The White House defended the practice this week, saying the president was merely enforcing the law. And in recent speeches around the country, Jeff Sessions, the attorney general, has made a spirited case for it, arguing that a strict approach is a vital tool for deterrence.
But Mr. Trump has steadfastly tried to deflect blame for the separation of children from their parents, consistently dissembling about why it is occurring. His comments are the latest example of his asking the public to discount what it sees with its own eyes and instead believe his own self-serving version of reality. They also reflect how politically poisonous the issue has become, as photographs and news articles circulate about the effects of the practice.
“I hate the children being taken away,” Mr. Trump told reporters on Friday in front of the White House during a 45-minute impromptu question-and-answer session on a wide range of topics. “The Democrats have to change their law — that’s their law.”

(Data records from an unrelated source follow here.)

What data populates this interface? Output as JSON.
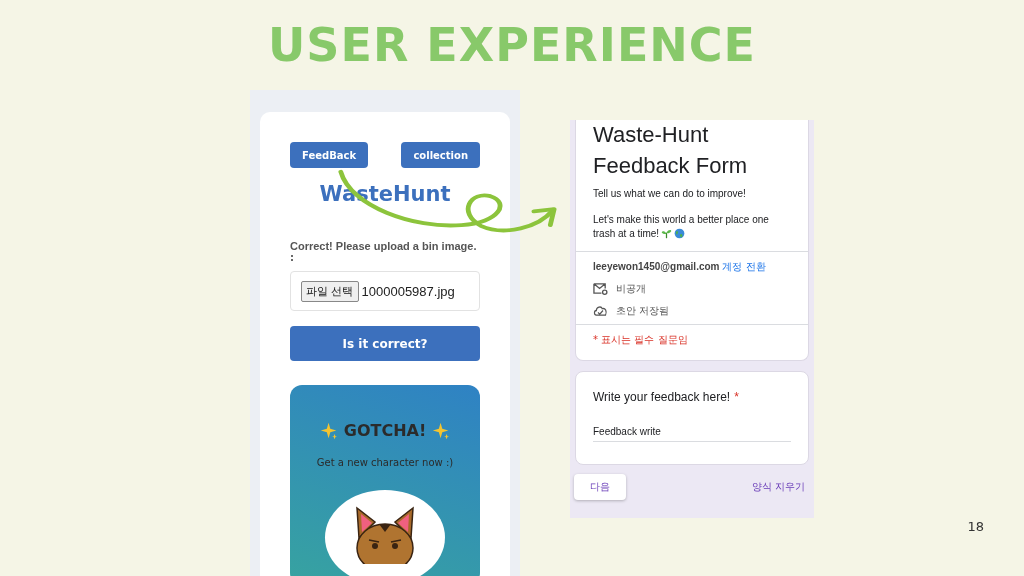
{
  "slide": {
    "title": "USER EXPERIENCE",
    "page_number": "18"
  },
  "app_screen": {
    "buttons": [
      {
        "label": "FeedBack"
      },
      {
        "label": "collection"
      }
    ],
    "logo": "WasteHunt",
    "upload_label": "Correct! Please upload a bin image.",
    "upload_colon": ":",
    "file_button": "파일 선택",
    "file_name": "1000005987.jpg",
    "submit_button": "Is it correct?",
    "gotcha": {
      "title": "GOTCHA!",
      "subtitle": "Get a new character now :)"
    }
  },
  "form_screen": {
    "title": "Waste-Hunt Feedback Form",
    "description": "Tell us what we can do to improve!",
    "description_2": "Let's make this world a better place one",
    "description_3": "trash at a time!",
    "email": "leeyewon1450@gmail.com",
    "switch_account": "계정 전환",
    "privacy": "비공개",
    "draft_status": "초안 저장됨",
    "required_note": "* 표시는 필수 질문임",
    "question": {
      "label": "Write your feedback here!",
      "required_mark": "*",
      "value": "Feedback write"
    },
    "next_button": "다음",
    "clear_link": "양식 지우기"
  }
}
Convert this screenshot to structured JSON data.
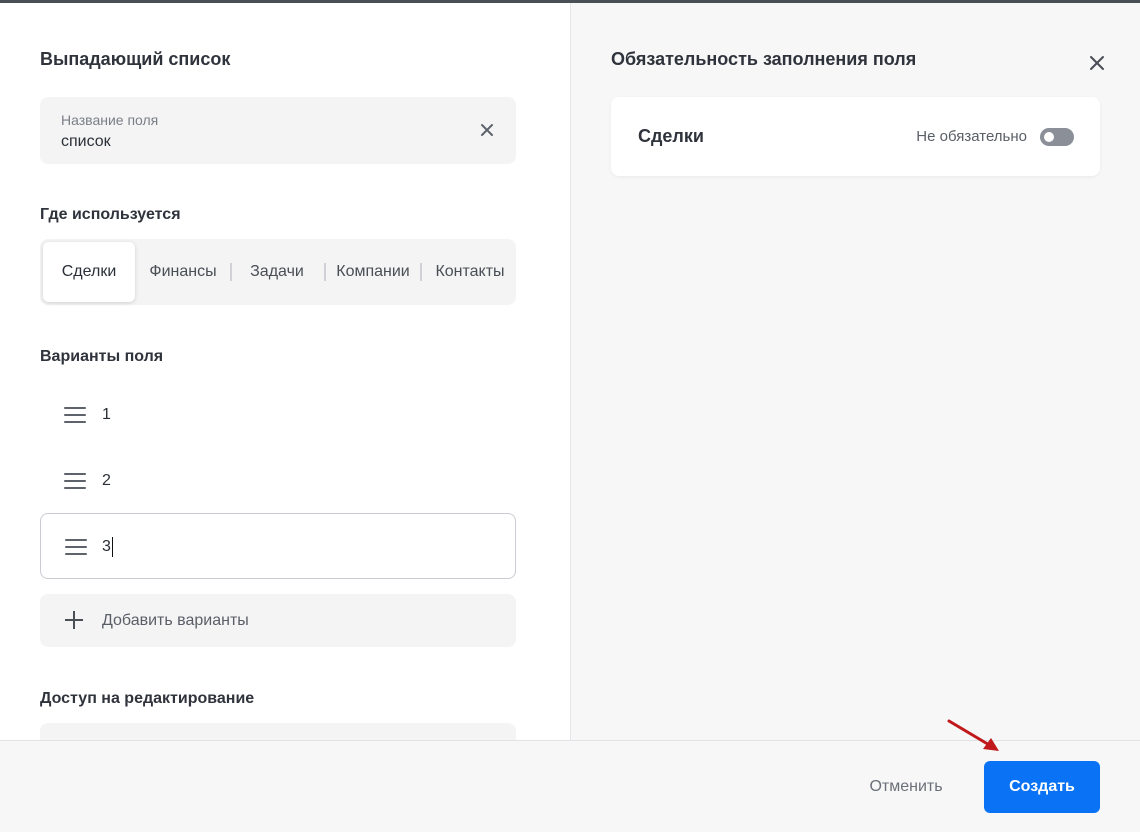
{
  "left_panel": {
    "title": "Выпадающий список",
    "name_field": {
      "label": "Название поля",
      "value": "список"
    },
    "where_used": {
      "title": "Где используется",
      "tabs": [
        {
          "label": "Сделки",
          "active": true
        },
        {
          "label": "Финансы",
          "active": false
        },
        {
          "label": "Задачи",
          "active": false
        },
        {
          "label": "Компании",
          "active": false
        },
        {
          "label": "Контакты",
          "active": false
        }
      ]
    },
    "variants": {
      "title": "Варианты поля",
      "items": [
        "1",
        "2",
        "3"
      ],
      "add_label": "Добавить варианты"
    },
    "access": {
      "title": "Доступ на редактирование"
    }
  },
  "right_panel": {
    "title": "Обязательность заполнения поля",
    "cards": [
      {
        "name": "Сделки",
        "state": "Не обязательно",
        "required": false
      }
    ]
  },
  "footer": {
    "cancel_label": "Отменить",
    "create_label": "Создать"
  },
  "colors": {
    "accent": "#0a73f5",
    "annotation_arrow": "#c0181b",
    "toggle_off": "#8a8f98"
  }
}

In fact, there is no law that requires families to be separated at the border. There is a law against “improper entry” at the border, as well as a consent decree known as the Flores settlement that limits to 20 days the amount of time that migrant children may be held in immigration detention, which a federal judge ruled in 2016 also applies to families. A 2008 anti-trafficking statute — signed into law by a Republican president, George W. Bush — also requires that certain unaccompanied alien minors be transferred out of immigration detention in 72 hours. None of those laws or precedents mean that children must be taken away from their parents.

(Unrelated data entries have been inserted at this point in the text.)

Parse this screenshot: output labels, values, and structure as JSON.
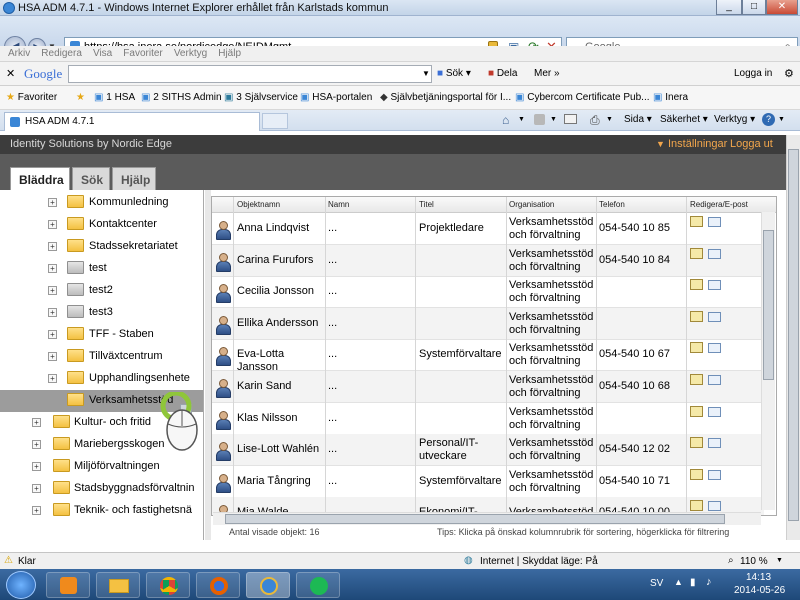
{
  "window": {
    "title": "HSA ADM 4.7.1 - Windows Internet Explorer erhållet från Karlstads kommun",
    "buttons": {
      "min": "_",
      "max": "□",
      "close": "✕"
    }
  },
  "address": {
    "url": "https://hsa.inera.se/nordicedge/NEIDMgmt",
    "search_placeholder": "Google"
  },
  "menubar": [
    "Arkiv",
    "Redigera",
    "Visa",
    "Favoriter",
    "Verktyg",
    "Hjälp"
  ],
  "google_bar": {
    "logo": "Google",
    "search_label": "Sök",
    "share_label": "Dela",
    "more_label": "Mer »",
    "login_label": "Logga in"
  },
  "favorites": {
    "label": "Favoriter",
    "items": [
      "1 HSA",
      "2 SITHS Admin",
      "3 Självservice",
      "HSA-portalen",
      "Självbetjäningsportal för I...",
      "Cybercom Certificate Pub...",
      "Inera"
    ]
  },
  "tab": {
    "label": "HSA ADM 4.7.1"
  },
  "commandbar": {
    "page": "Sida",
    "safety": "Säkerhet",
    "tools": "Verktyg"
  },
  "site": {
    "brand": "Identity Solutions by Nordic Edge",
    "settings": "Inställningar",
    "logout": "Logga ut",
    "nav_tabs": [
      "Bläddra",
      "Sök",
      "Hjälp"
    ]
  },
  "tree": [
    {
      "label": "Kommunledning",
      "type": "folder",
      "expander": "+"
    },
    {
      "label": "Kontaktcenter",
      "type": "folder",
      "expander": "+"
    },
    {
      "label": "Stadssekretariatet",
      "type": "folder",
      "expander": "+"
    },
    {
      "label": "test",
      "type": "grey",
      "expander": "+"
    },
    {
      "label": "test2",
      "type": "grey",
      "expander": "+"
    },
    {
      "label": "test3",
      "type": "grey",
      "expander": "+"
    },
    {
      "label": "TFF - Staben",
      "type": "folder",
      "expander": "+"
    },
    {
      "label": "Tillväxtcentrum",
      "type": "folder",
      "expander": "+"
    },
    {
      "label": "Upphandlingsenhete",
      "type": "folder",
      "expander": "+"
    },
    {
      "label": "Verksamhetsstöd",
      "type": "open",
      "expander": ""
    },
    {
      "label": "Kultur- och fritid",
      "type": "folder",
      "expander": "+"
    },
    {
      "label": "Mariebergsskogen",
      "type": "folder",
      "expander": "+"
    },
    {
      "label": "Miljöförvaltningen",
      "type": "folder",
      "expander": "+"
    },
    {
      "label": "Stadsbyggnadsförvaltnin",
      "type": "folder",
      "expander": "+"
    },
    {
      "label": "Teknik- och fastighetsnä",
      "type": "folder",
      "expander": "+"
    }
  ],
  "grid": {
    "columns": [
      "Objektnamn",
      "Namn",
      "Titel",
      "Organisation",
      "Telefon",
      "Redigera/E-post"
    ],
    "rows": [
      {
        "objektnamn": "Anna Lindqvist",
        "namn": "...",
        "titel": "Projektledare",
        "organisation": "Verksamhetsstöd och förvaltning",
        "telefon": "054-540 10 85"
      },
      {
        "objektnamn": "Carina Furufors",
        "namn": "...",
        "titel": "",
        "organisation": "Verksamhetsstöd och förvaltning",
        "telefon": "054-540 10 84"
      },
      {
        "objektnamn": "Cecilia Jonsson",
        "namn": "...",
        "titel": "",
        "organisation": "Verksamhetsstöd och förvaltning",
        "telefon": ""
      },
      {
        "objektnamn": "Ellika Andersson",
        "namn": "...",
        "titel": "",
        "organisation": "Verksamhetsstöd och förvaltning",
        "telefon": ""
      },
      {
        "objektnamn": "Eva-Lotta Jansson",
        "namn": "...",
        "titel": "Systemförvaltare",
        "organisation": "Verksamhetsstöd och förvaltning",
        "telefon": "054-540 10 67"
      },
      {
        "objektnamn": "Karin Sand",
        "namn": "...",
        "titel": "",
        "organisation": "Verksamhetsstöd och förvaltning",
        "telefon": "054-540 10 68"
      },
      {
        "objektnamn": "Klas Nilsson",
        "namn": "...",
        "titel": "",
        "organisation": "Verksamhetsstöd och förvaltning",
        "telefon": ""
      },
      {
        "objektnamn": "Lise-Lott Wahlén",
        "namn": "...",
        "titel": "Personal/IT-utveckare",
        "organisation": "Verksamhetsstöd och förvaltning",
        "telefon": "054-540 12 02"
      },
      {
        "objektnamn": "Maria Tångring",
        "namn": "...",
        "titel": "Systemförvaltare",
        "organisation": "Verksamhetsstöd och förvaltning",
        "telefon": "054-540 10 71"
      },
      {
        "objektnamn": "Mia Walde...",
        "namn": "...",
        "titel": "Ekonomi/IT-",
        "organisation": "Verksamhetsstöd",
        "telefon": "054-540 10 00"
      }
    ],
    "footer_count": "Antal visade objekt: 16",
    "footer_tip": "Tips: Klicka på önskad kolumnrubrik för sortering, högerklicka för filtrering"
  },
  "status": {
    "ready": "Klar",
    "zone": "Internet | Skyddat läge: På",
    "zoom": "110 %"
  },
  "taskbar": {
    "lang": "SV",
    "time": "14:13",
    "date": "2014-05-26"
  }
}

It is the Trump administration’s decision this year to prosecute all unlawful immigrants as criminals that has forced the breakup of families; the children are removed when the parents are taken into federal custody. While previous administrations have made exceptions to such prosecutions for adults traveling with their minor children, the Trump administration has said it will not do so.
An official from the Department of Homeland Security who insisted on anonymity to discuss the policy said on Friday that there are, in fact, exceptions for babies, but could not provide an age cutoff above which a child may be taken from his or her parent. Data reviewed by The New York Times in April indicated that of more than 700 children separated from their parents since October, over 100 had been under the age of 4.